Depuis la fin des années 60, le prolétariat en Argentine a manifesté à
plusieurs reprises son énorme combativité face aux attaques capitalistes. En
1969, les ouvriers de Cordoba ont tenu la deuxième ville du pays pendant
plusieurs jours. En novembre 1992, puis en août, septembre et décembre 1996, de
même que l'été dernier (voir ri315/Argentine_lutte_de_classe) l'Argentine a été ébranlée par
plusieurs vagues de grève générale qui, à chaque fois, avaient mobilisé des
dizaines de milliers d'ouvriers. Mais malgré leur énorme combativité, ces
grèves massives n'ont pas été en mesure d'empêcher l'Etat argentin d'appliquer ses
plans d'austérité successifs. Cette difficulté résulte de la très forte
influence du syndicat péroniste, la CGT, et notamment du poids considérable de
l'idéologie nationaliste, vestige du péronisme. De plus, après les sept années
de plomb du pouvoir des généraux qui se sont achevés en 1983, les illusions
démocratiques pèsent encore très lourdement sur la conscience de la classe
ouvrière de ce pays.
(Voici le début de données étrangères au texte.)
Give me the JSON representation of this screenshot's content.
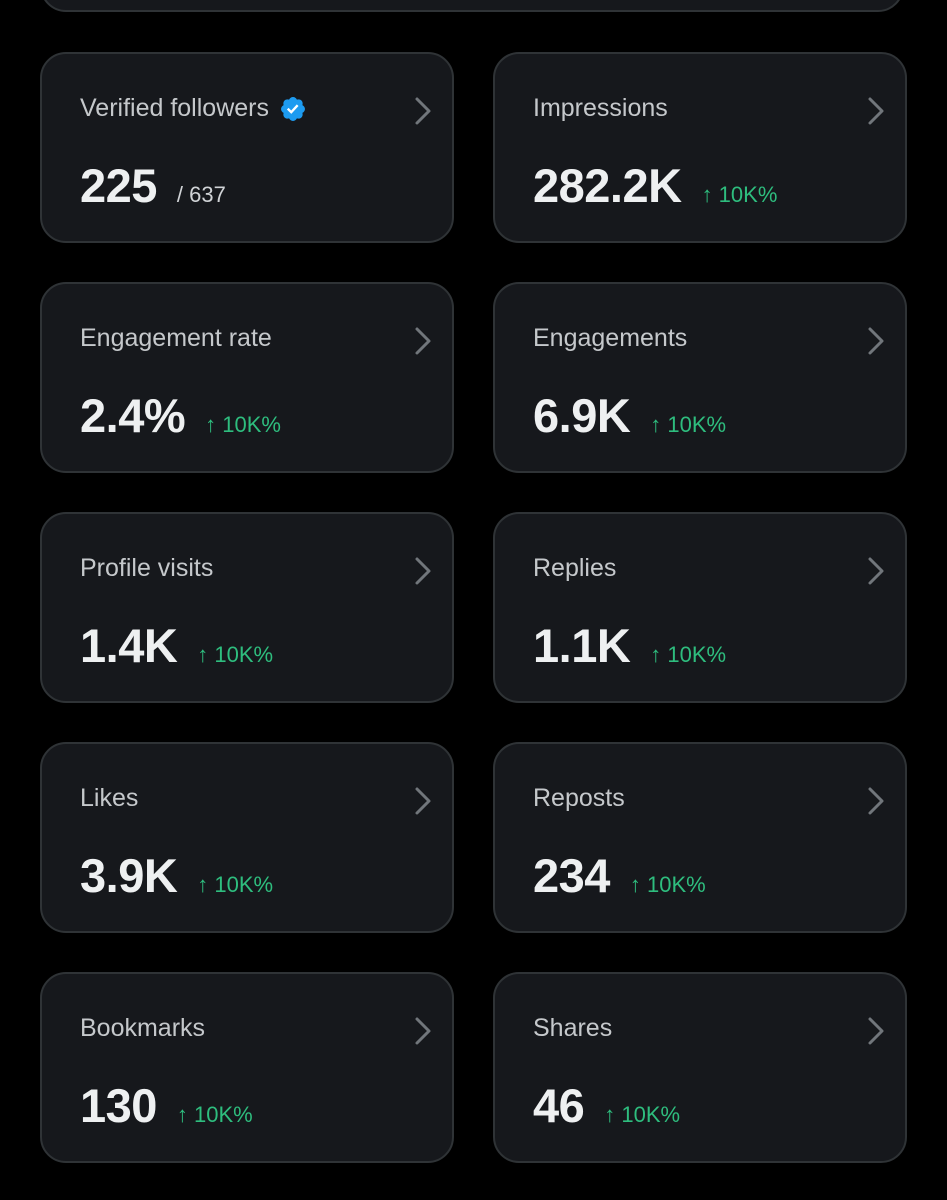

C'est ainsi que la bourgeoisie continue à exploiter les
illusions nationalistes et démocratiques du prolétariat en lui faisant croire
que ce serait le FMI le responsable de la banqueroute de l'Etat argentin et
qu'un changement de gouvernement pourrait apporter une amélioration de
l'économie nationale.
Et on peut donc être sûr que, une fois encore, les forces d'opposition et les
syndicats se préparent à dévoyer la colère des masses ouvrières sur le terrain
pourri de l'alternance du jeu démocratique bourgeois, c'est-à-dire vers les
isoloirs électoraux.
Le chaos économique et social qui ébranle aujourd'hui l'Argentine annonce,
même si c'est de façon caricaturale, ce que sera la situation de la classe
ouvrière demain dans les pays développés. Car l'Argentine était un pays
développé, le plus développé de toute l'Amérique latine (avec un PNB de 7750
dollars par habitant en 1999, contre 3970 pour le Mexique, 3680 pour le
Vénézuela et 4350 pour le Brésil). Aujourd'hui, la plongée de l'économie
capitaliste dans le gouffre d'une nouvelle récession mondiale ne peut que se
solder par la banqueroute des Etats qui n'ont pu jusqu'à présent développer
leur économie qu'au prix d'un endettement faramineux.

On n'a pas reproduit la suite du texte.